Is math a natural learning process in K-6? Does reform math provide a better “understanding” base for faster improvement later on? There is absolutely no proof of that. In fact, after 20+ years of reform “understanding” math, quite the opposite is shown – that if one fails to get on the advanced (algebra in 8th grade) math track, then any sort of STEM career is all over. I got to high school calculus in the old traditional K-6 days with absolutely no help from my parents. I had algebra I in 8th grade followed by geometry, algebra II, trig, and calculus. What’s different now? K-6. The women in the movie would have a much more difficult time of it now.

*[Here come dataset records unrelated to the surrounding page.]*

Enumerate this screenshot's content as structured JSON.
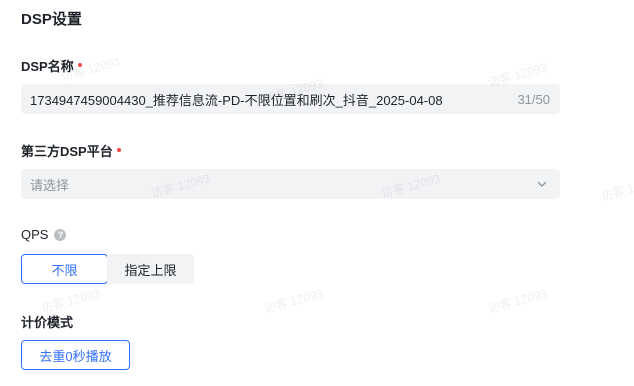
{
  "section": {
    "title": "DSP设置"
  },
  "dsp_name": {
    "label": "DSP名称",
    "value": "1734947459004430_推荐信息流-PD-不限位置和刷次_抖音_2025-04-08",
    "counter": "31/50"
  },
  "third_party": {
    "label": "第三方DSP平台",
    "placeholder": "请选择",
    "chevron_icon": "chevron-down-icon"
  },
  "qps": {
    "label": "QPS",
    "help_icon": "question-circle-icon",
    "options": [
      "不限",
      "指定上限"
    ],
    "selected": "不限"
  },
  "pricing": {
    "label": "计价模式",
    "option": "去重0秒播放"
  },
  "watermark": {
    "text": "访客 12093"
  },
  "colors": {
    "accent": "#3370ff",
    "required": "#f54a45",
    "field_bg": "#f2f3f5",
    "muted_text": "#8f959e"
  }
}
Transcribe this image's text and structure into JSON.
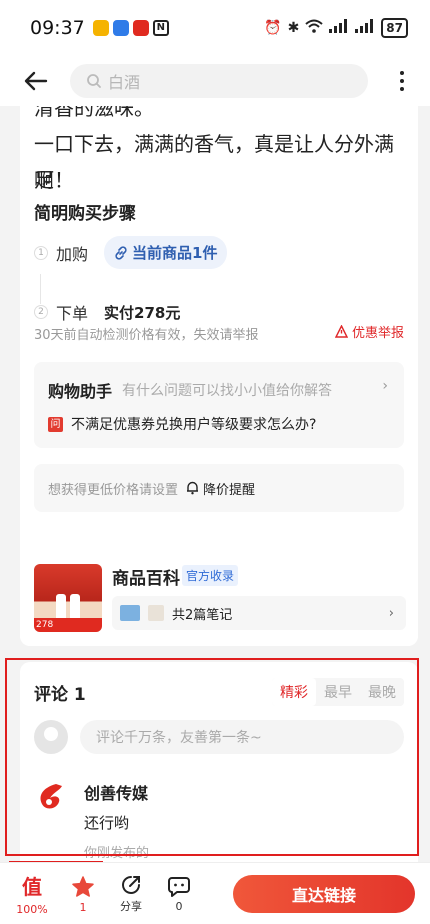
{
  "status_bar": {
    "time": "09:37",
    "nfc": "N",
    "battery": "87"
  },
  "nav": {
    "search_placeholder": "白酒"
  },
  "article": {
    "lines": [
      "清香的滋味。",
      "一口下去，满满的香气，真是让人分外满足",
      "啊！"
    ],
    "steps_title": "简明购买步骤",
    "steps": [
      {
        "num": "1",
        "label": "加购",
        "chip": "当前商品1件"
      },
      {
        "num": "2",
        "label": "下单",
        "price": "实付278元"
      }
    ],
    "detect_note": "30天前自动检测价格有效，失效请举报",
    "report_label": "优惠举报"
  },
  "assistant": {
    "title": "购物助手",
    "subtitle": "有什么问题可以找小小值给你解答",
    "arrow": "›",
    "question_badge": "问",
    "question": "不满足优惠券兑换用户等级要求怎么办?"
  },
  "price_alert": {
    "text": "想获得更低价格请设置",
    "button": "降价提醒"
  },
  "wiki": {
    "title": "商品百科",
    "badge": "官方收录",
    "notes": "共2篇笔记",
    "arrow": "›",
    "thumb_tag": "278"
  },
  "comments": {
    "title": "评论 1",
    "tabs": [
      "精彩",
      "最早",
      "最晚"
    ],
    "active_tab": "精彩",
    "input_placeholder": "评论千万条，友善第一条~",
    "items": [
      {
        "user": "创善传媒",
        "text": "还行哟",
        "time": "你刚发布的"
      }
    ]
  },
  "bottom_bar": {
    "worth_icon": "值",
    "worth_label": "100%",
    "star_count": "1",
    "share_label": "分享",
    "comment_count": "0",
    "go_button": "直达链接"
  },
  "colors": {
    "accent_red": "#e0282a",
    "link_blue": "#2f5fb0",
    "highlight": "#e01e1e"
  }
}
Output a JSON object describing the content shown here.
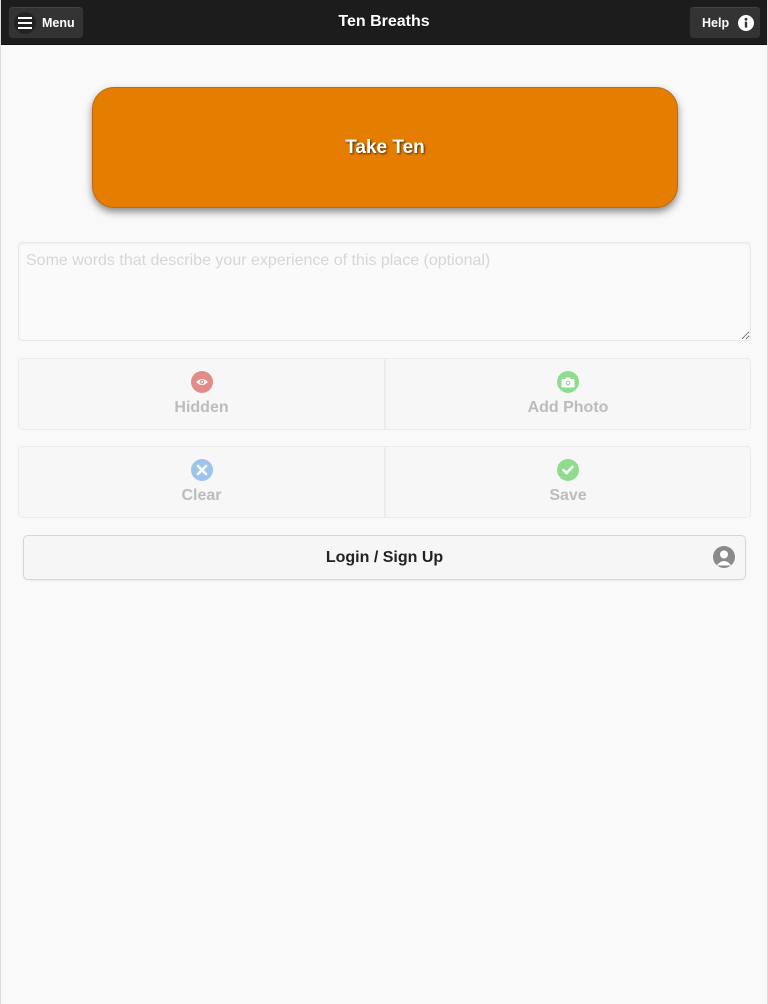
{
  "header": {
    "title": "Ten Breaths",
    "menu_label": "Menu",
    "help_label": "Help"
  },
  "take_ten": {
    "label": "Take Ten"
  },
  "description": {
    "placeholder": "Some words that describe your experience of this place (optional)",
    "value": ""
  },
  "actions": {
    "hidden": {
      "label": "Hidden",
      "icon": "eye-icon",
      "color": "#e38b8b"
    },
    "add_photo": {
      "label": "Add Photo",
      "icon": "camera-icon",
      "color": "#8fdc8f"
    },
    "clear": {
      "label": "Clear",
      "icon": "close-icon",
      "color": "#9ec4ee"
    },
    "save": {
      "label": "Save",
      "icon": "check-icon",
      "color": "#8fdc8f"
    }
  },
  "login": {
    "label": "Login / Sign Up",
    "icon": "user-icon"
  },
  "colors": {
    "accent": "#e57e00",
    "header_bg": "#1c1c1c"
  }
}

CCSS officially increases the academic gap. Parents who make up the difference at home and with tutors hide this systemic K-6 failure and those educational pedagogues never, never ask us parents what we had to do at home even though it would be a very simple task. (All of my son’s STEM friends had help outside of school.) They just claim that their process works, point to our kids as examples, and then blame the other kids or claim that they just need more hands-on real world engagement. They do not understand the importance of pushing and nightly individual success on homework problem sets. That’s the fundamental problem I see with the students I tutor. They don’t value homework. When you get to college, it’s ALL about the P-sets. My son stays up all night to finish them if he has to. This is likewise true for programming classes. It’s ALL about doing everything you can to finish your individual (not group) program with no errors. THAT is where true understanding is achieved. Back when I taught college math and CS, it was NEVER about engagement or any sort of group or class work. It was about the hard, individual work put into P-sets and programs. Success on homework and tests REALLY helps engagement, not in-class group work that does nothing for grades.

In this age where we can’t have any sane, fact-based discussion on health care choices, let alone understand even what insurance means, I have no hope for change in education, especially when some claim that it’s a liberal/conservative issue. Some of us are actually unaffiliated and quite willing and able to separate issues from political party ownership. I push educational choice, but that apparently means that I believe in all sorts of other baggage. Some people alter reality to fit their simplistic view of the world. You can’t argue with these people. We can only appeal to parents who want to understand what’s going on.

Wow, lots of nails hit on heads.

You gotta get SteveH to do a guest column from time to time. I’d be interested in what he would write about — his comments on other people’s articles are very astute and informative … but what is simmering in his own mind he’d like to raise?